Когда у обоих прошёл первый припадок гнева и наступило просветление разума, Фридберт понял, что ему будет не так-то просто очистить себя от подозрений, будто бы он заклинатель духов, общается с нечистой силой и хотел ввести в дом Биондетту [177], а правоверную мать сделать свекровью ведьмы. Он рассказал всё о своём приключении у Лебединого озера, о прекрасной Каллисте и о её чудесном крылатом покрывале. Но что может заставить женщину отступиться от того, что она успела вбить себе в голову? Одним словом, мать осталась при своём мнении и только из материнской любви не затеяла против сына судебного процесса.
Между тем эта странная история дала повод к различным догадкам, и Фридберту не доставало лишь чёрной собаки, чтобы, как доктор Фауст или Корнелий Агриппа [178], прослыть великим магом.

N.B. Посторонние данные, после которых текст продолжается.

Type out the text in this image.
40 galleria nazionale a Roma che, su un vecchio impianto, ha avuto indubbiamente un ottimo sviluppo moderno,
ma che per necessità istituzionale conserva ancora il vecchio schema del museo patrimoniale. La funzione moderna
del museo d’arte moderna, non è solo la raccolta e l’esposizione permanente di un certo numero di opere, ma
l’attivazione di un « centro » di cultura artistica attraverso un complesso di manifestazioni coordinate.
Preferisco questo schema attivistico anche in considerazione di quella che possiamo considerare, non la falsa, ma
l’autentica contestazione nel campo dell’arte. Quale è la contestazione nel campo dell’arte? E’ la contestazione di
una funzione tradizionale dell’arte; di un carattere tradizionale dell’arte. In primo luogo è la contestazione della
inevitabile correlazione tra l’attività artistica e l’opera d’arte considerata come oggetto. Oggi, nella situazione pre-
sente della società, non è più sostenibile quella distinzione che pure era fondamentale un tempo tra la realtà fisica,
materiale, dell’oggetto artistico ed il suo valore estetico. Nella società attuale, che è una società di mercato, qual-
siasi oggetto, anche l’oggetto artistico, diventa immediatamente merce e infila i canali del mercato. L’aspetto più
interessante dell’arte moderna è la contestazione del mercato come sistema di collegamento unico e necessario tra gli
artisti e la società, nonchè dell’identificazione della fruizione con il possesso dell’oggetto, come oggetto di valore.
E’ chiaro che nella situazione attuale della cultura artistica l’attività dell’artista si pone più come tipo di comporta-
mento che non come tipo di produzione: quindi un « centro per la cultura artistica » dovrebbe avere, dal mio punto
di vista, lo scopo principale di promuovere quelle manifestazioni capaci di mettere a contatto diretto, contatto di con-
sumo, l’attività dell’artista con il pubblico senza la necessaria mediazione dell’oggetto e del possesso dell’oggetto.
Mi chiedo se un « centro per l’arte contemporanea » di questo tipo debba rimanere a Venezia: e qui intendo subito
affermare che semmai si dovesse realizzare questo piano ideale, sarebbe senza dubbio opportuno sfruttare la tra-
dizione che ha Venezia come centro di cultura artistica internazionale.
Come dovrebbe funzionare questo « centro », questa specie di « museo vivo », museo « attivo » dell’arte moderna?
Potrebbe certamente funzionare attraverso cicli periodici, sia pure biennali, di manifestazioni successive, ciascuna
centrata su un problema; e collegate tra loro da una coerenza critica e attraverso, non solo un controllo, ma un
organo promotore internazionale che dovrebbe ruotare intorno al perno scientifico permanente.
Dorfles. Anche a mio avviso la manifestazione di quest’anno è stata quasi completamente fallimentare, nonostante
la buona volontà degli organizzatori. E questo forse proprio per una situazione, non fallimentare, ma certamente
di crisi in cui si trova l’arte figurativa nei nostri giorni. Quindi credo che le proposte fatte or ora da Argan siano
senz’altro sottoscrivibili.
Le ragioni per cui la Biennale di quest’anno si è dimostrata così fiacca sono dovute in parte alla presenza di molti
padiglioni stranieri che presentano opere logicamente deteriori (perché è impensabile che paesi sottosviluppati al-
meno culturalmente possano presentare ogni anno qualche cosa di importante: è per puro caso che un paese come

Жених без невесты находился в удручённом состоянии. Его душа разрывалась от горя при мысли о потере прекрасной Каллисты. Он испытывал такое мучительное состояние, словно по счастливом завершении кругосветного путешествия, достигнув гавани, его корабль неожиданно потерпел крушение у самого входа в неё. Потерять любимую накануне свадьбы, – разве это не то же самое? Если бы Каллиста стала добычей смерти, или её похитил разбойник, или жестокосердный отец заточил её в монастырь, то тогда ещё можно было бы последовать за ней в могилу, пуститься вдогонку за похитителем, либо проникнуть за ограду монастыря. Но ведь она вылетела в окно… Кто же теперь мог последовать за ней? Разве что парижский воздухоплаватель [179]. Однако благородное искусство передвижения по эфирным полям не было доступно смертным во времена Фридберта. Оно досталось более позднему и более счастливому поколению, и как бы близорукие и завистливые всезнайки из английского общества не судили презрительно и ложно о чудесном детище воздухоплавания в стране-соседке, ясно как день, – один воздушный пограничный корабль, низвергающий смолу и серу, защитит британские берега от пагубной контрабанды несравненно надёжнее, чем неповоротливые сторожевые суда и все бумажные решения склочной палаты общин.
Итак, чтобы отыскать потерянную невесту, Фридберту не оставалось ничего иного, как только уподобиться известной лягушке-путешественнице. Невыносимая тоска по любимой ещё дальше отодвигала Цикладские острова от Швабии, и путь туда ему казался не ближе, чем расстояние до Луны.